Calling Image.open() on a JPEG in PIL will therefore return an 8-bit array, so any operations on individual pixels will be performed as equivalent to uint8_t arithmetic in the backing representation. Since the maximum value in a uint8_t value is 256, all your arithmetic is necessarily modulo 256.
If you want to avoid this, you'll need to convert the representation to a higher bit-depth, such as 16bpp or 32bpp. You can do this with the NumPy code, such as:
img16 = np.array(img, dtype=np.uint16)
# or
img32 = np.array(img, dtype=np.uint32)
That will give you the extended precision that you desire.
However - your code example shows that you are trying to encryption and decrypt the image data. In that case, you do want to use modulo arithmetic! You just need to do some more research on actual encryption algorithms.

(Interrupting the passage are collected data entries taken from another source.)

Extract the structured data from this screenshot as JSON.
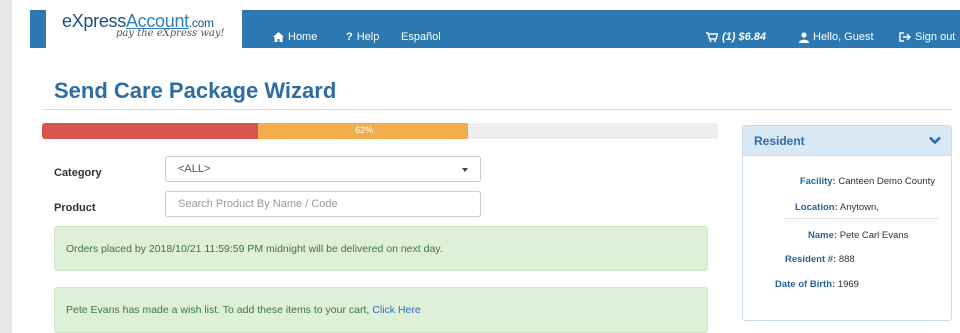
{
  "logo": {
    "brand_pre": "eXpress",
    "brand_main": "Account",
    "brand_suffix": ".com",
    "tagline": "pay the eXpress way!"
  },
  "nav": {
    "home": "Home",
    "help": "Help",
    "espanol": "Español",
    "cart": "(1) $6.84",
    "user": "Hello, Guest",
    "signout": "Sign out"
  },
  "page_title": "Send Care Package Wizard",
  "progress": {
    "segment1_percent": 32,
    "segment2_percent": 31,
    "label": "62%"
  },
  "form": {
    "category_label": "Category",
    "category_value": "<ALL>",
    "product_label": "Product",
    "product_placeholder": "Search Product By Name / Code"
  },
  "alerts": {
    "delivery": "Orders placed by 2018/10/21 11:59:59 PM midnight will be delivered on next day.",
    "wishlist": "Pete Evans has made a wish list. To add these items to your cart,",
    "wishlist_link": "Click Here"
  },
  "resident": {
    "title": "Resident",
    "facility_label": "Facility:",
    "facility_value": "Canteen Demo County",
    "location_label": "Location:",
    "location_value": "Anytown,",
    "name_label": "Name:",
    "name_value": "Pete Carl Evans",
    "resident_no_label": "Resident #:",
    "resident_no_value": "888",
    "dob_label": "Date of Birth:",
    "dob_value": "1969"
  },
  "colors": {
    "nav_blue": "#2b78b3",
    "title_blue": "#2e6da4",
    "progress_red": "#d9534f",
    "progress_orange": "#f0ad4e",
    "alert_green_bg": "#dff0d8"
  },
  "icons": {
    "home": "home-icon",
    "help": "question-icon",
    "cart": "cart-icon",
    "user": "user-icon",
    "signout": "signout-icon",
    "panel_toggle": "chevron-down-icon",
    "select_toggle": "caret-down-icon"
  }
}
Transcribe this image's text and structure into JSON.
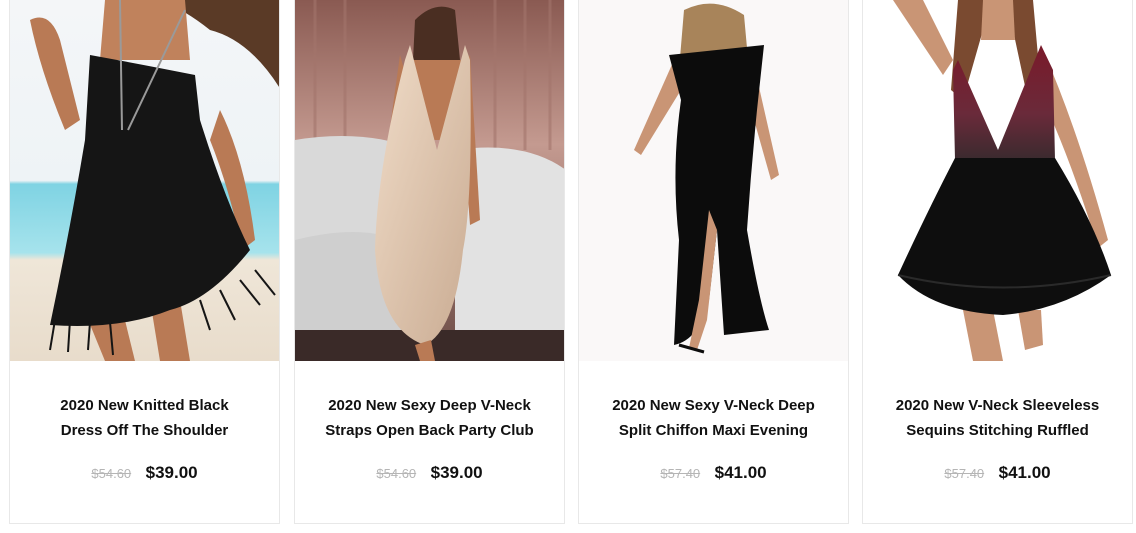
{
  "products": [
    {
      "image": "woman-black-strapless-fringe-dress-photo",
      "title_line1": "2020 New Knitted Black",
      "title_line2": "Dress Off The Shoulder",
      "old_price": "$54.60",
      "price": "$39.00"
    },
    {
      "image": "woman-gold-glitter-bodycon-dress-photo",
      "title_line1": "2020 New Sexy Deep V-Neck",
      "title_line2": "Straps Open Back Party Club",
      "old_price": "$54.60",
      "price": "$39.00"
    },
    {
      "image": "woman-black-slit-maxi-dress-photo",
      "title_line1": "2020 New Sexy V-Neck Deep",
      "title_line2": "Split Chiffon Maxi Evening",
      "old_price": "$57.40",
      "price": "$41.00"
    },
    {
      "image": "woman-burgundy-sequin-black-skater-dress-photo",
      "title_line1": "2020 New V-Neck Sleeveless",
      "title_line2": "Sequins Stitching Ruffled",
      "old_price": "$57.40",
      "price": "$41.00"
    }
  ],
  "colors": {
    "price": "#111111",
    "old_price": "#b5b5b5",
    "card_border": "#e8e8e8"
  }
}
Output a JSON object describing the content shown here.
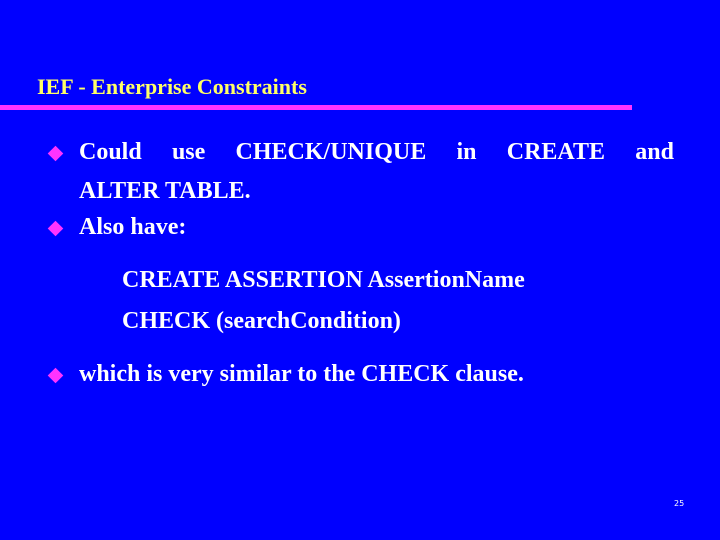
{
  "slide": {
    "title": "IEF - Enterprise Constraints",
    "bullets": [
      {
        "line1_words": [
          "Could",
          "use",
          "CHECK/UNIQUE",
          "in",
          "CREATE",
          "and"
        ],
        "line2": "ALTER TABLE."
      },
      {
        "text": "Also have:"
      }
    ],
    "code_lines": [
      "CREATE ASSERTION AssertionName",
      "CHECK (searchCondition)"
    ],
    "closing_bullet": "which is very similar to the CHECK clause.",
    "page_number": "25"
  },
  "colors": {
    "background": "#0000ff",
    "title": "#ffff66",
    "accent": "#ff33ff",
    "text": "#ffffff"
  }
}
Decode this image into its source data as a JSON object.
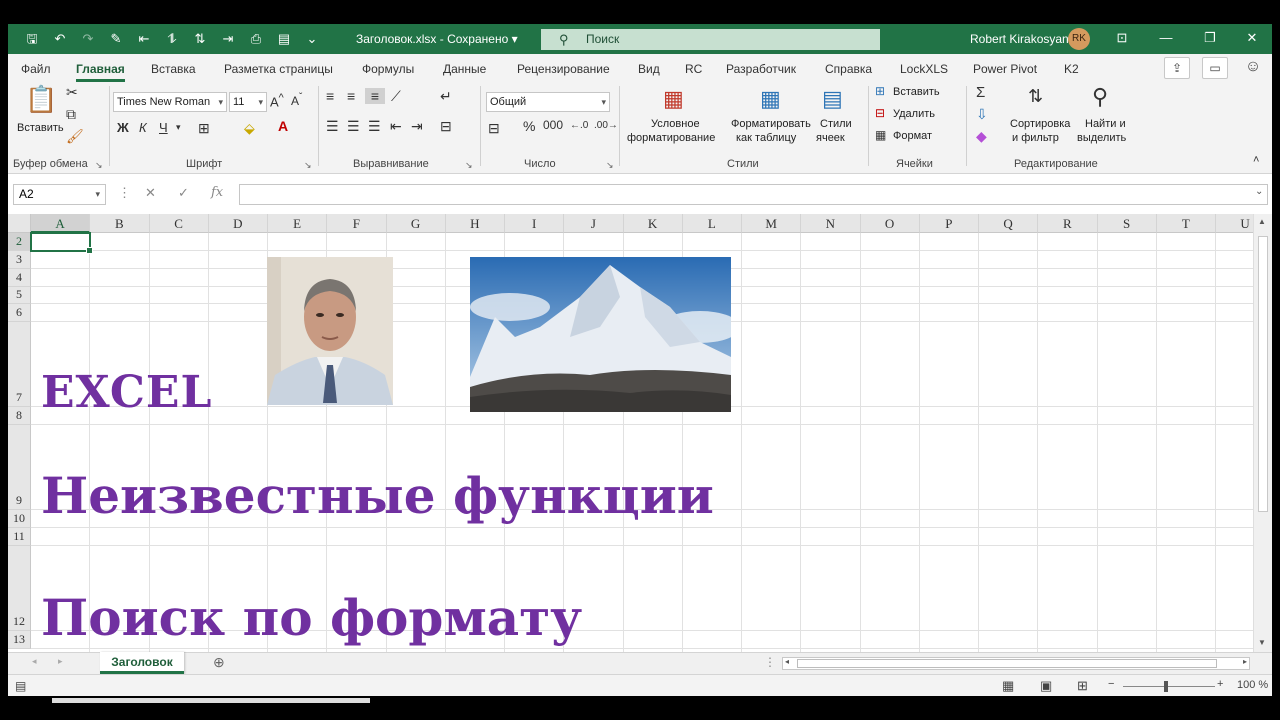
{
  "titlebar": {
    "title": "Заголовок.xlsx  -  Сохранено  ▾",
    "search_placeholder": "Поиск",
    "user_name": "Robert Kirakosyan",
    "user_initials": "RK"
  },
  "tabs": [
    "Файл",
    "Главная",
    "Вставка",
    "Разметка страницы",
    "Формулы",
    "Данные",
    "Рецензирование",
    "Вид",
    "RC",
    "Разработчик",
    "Справка",
    "LockXLS",
    "Power Pivot",
    "K2"
  ],
  "ribbon": {
    "clipboard": {
      "paste": "Вставить",
      "label": "Буфер обмена"
    },
    "font": {
      "name": "Times New Roman",
      "size": "11",
      "bold": "Ж",
      "italic": "К",
      "underline": "Ч",
      "label": "Шрифт"
    },
    "alignment": {
      "label": "Выравнивание"
    },
    "number": {
      "format": "Общий",
      "label": "Число"
    },
    "styles": {
      "conditional_1": "Условное",
      "conditional_2": "форматирование",
      "as_table_1": "Форматировать",
      "as_table_2": "как таблицу",
      "cell_styles_1": "Стили",
      "cell_styles_2": "ячеек",
      "label": "Стили"
    },
    "cells": {
      "insert": "Вставить",
      "delete": "Удалить",
      "format": "Формат",
      "label": "Ячейки"
    },
    "editing": {
      "sort_1": "Сортировка",
      "sort_2": "и фильтр",
      "find_1": "Найти и",
      "find_2": "выделить",
      "label": "Редактирование"
    }
  },
  "formula_bar": {
    "name_box": "A2",
    "fx": "fx",
    "value": ""
  },
  "columns": [
    "A",
    "B",
    "C",
    "D",
    "E",
    "F",
    "G",
    "H",
    "I",
    "J",
    "K",
    "L",
    "M",
    "N",
    "O",
    "P",
    "Q",
    "R",
    "S",
    "T",
    "U"
  ],
  "rows": [
    "2",
    "3",
    "4",
    "5",
    "6",
    "7",
    "8",
    "9",
    "10",
    "11",
    "12",
    "13"
  ],
  "cells": {
    "A7": "EXCEL",
    "A9": "Неизвестные функции",
    "A12": "Поиск по формату"
  },
  "sheets": [
    "Заголовок"
  ],
  "status": {
    "zoom": "100 %"
  },
  "colors": {
    "excel_green": "#217346",
    "text_purple": "#7030a0"
  }
}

As none of the answers have helped me that much and I have solved the problem I would like to give an answer hoping one day it will help someone. Here the keys are (3, 25777) and (16971,25777).
The working code is as follows:
from PIL import Image
import numpy as np
#encryption
img1 = (Image.open('image.jpeg').convert('L'))
img1.show()
img = array((Image.open('image.jpeg').convert('L')))
img16 = np.array(img, dtype=np.uint32)
a,b = img.shape
print('\n\nOriginal image: ')
print(img16)
print((a,b))
tup = a,b
for i in range (0, tup[0]):
for j in range (0, tup[1]):
x = img16[i][j]
x = (pow(x,3)%25777)
img16[i][j] = x
print('\n\nEncrypted image: ')
print(img16)
imgOut = Image.fromarray(img16)
imgOut.show()
#decryption
img3_16 = img16
img3_16 = np.array(img, dtype=np.uint32)
print('\n\nEncrypted image: ')
print(img3_16)
a1,b1 = img3_16.shape
print((a1,b1))
tup1 = a1,b1
for i1 in range (0, tup1[0]):
for j1 in range (0, tup1[1]):
x1 = img3_16[i1][j1]
x1 = (pow(x,16971)%25777)
img3_16[i][j] = x1
print('\n\nDecrypted image: ')
print(img3_16)
imgOut1 = Image.fromarray(img3_16)y
imgOut1.show()
Feel free to point out the faults. Thank you.